At two a. m. they started in procession direct for Hyde Park. To prevent any possibility of their being looted on the way by the crowds which even at that hour thronged the streets looking at the illuminations, a policeman escorted each van to the park, where they arrived about three o'clock in the morning, picking up on the route the carts with the oranges from Covent Garden, and from the bakers with the buns. Early as the hour was, the corps of 250 waiters were in readiness to receive the carts and vans, which were immediately unpacked. Next followed the opening of the boxes, and the putting up in big paper-bags of - first, the bag containing the meat pie, then an orange, a piece of cake, and a bun in each one. When this was completed, all the bags were piled up in lots of 250 upon the tent-tables ready for instant distribution. The lemonade and gingerade for drinking was made on the spot in large hogsheads, of which there were twelve apportioned to each tent Huge ladles were planted in readiness to dip the liquor out into the cups and mugs from which the children drank.
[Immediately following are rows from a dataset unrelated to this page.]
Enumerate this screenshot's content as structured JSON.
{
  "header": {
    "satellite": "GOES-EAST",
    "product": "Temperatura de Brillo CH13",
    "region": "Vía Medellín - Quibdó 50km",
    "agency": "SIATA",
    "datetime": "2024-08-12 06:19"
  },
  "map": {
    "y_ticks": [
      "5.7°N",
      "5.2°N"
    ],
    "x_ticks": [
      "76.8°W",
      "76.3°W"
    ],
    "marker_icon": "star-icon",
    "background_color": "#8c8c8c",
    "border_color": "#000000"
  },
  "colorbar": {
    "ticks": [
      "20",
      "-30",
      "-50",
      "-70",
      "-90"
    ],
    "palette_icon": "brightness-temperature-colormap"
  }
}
In addition to all this, water-carts, lent by the Office of Works and by the military authorities, were attached to every tent to supply pure drinking-water to those who preferred it A large block of ice was placed in each hogshead to aid in keeping the drinking supply cool.
"There were ten refreshment tents, numbered 1 to 10, each 140 ft long by 40 ft wide, and to each was apportioned a superintendent and twenty-five waiters, reinforced by a volunteer staff of ladies and gentlemen.
" Each school knew the number of the tent to which it was to proceed, and, having marched thither, drew up outside. Then in their turn, the children, in batches of 250, proceeded into the tent and received a paper-bag containing the food already described, together with a cup of lemonade or gingerade, as was preferred. In this way the children, assigned beforehand to each tent were very soon all served. Luncheons were also spread in the extra tents provided for the musicians and bandsmen, etc.
"The provision was quite adequate to the occasion, and the "reserve" was not drawn upon, so that the collected remnants from the feast formed a substantial donation to Dr. Barnardo's Home for Destitute Boys.
"We have noted the above facts as an illustration of perfect organization and good management, and have pleasure in placing a matter of practical value to caterers as a body on permanent record. - London Caterer.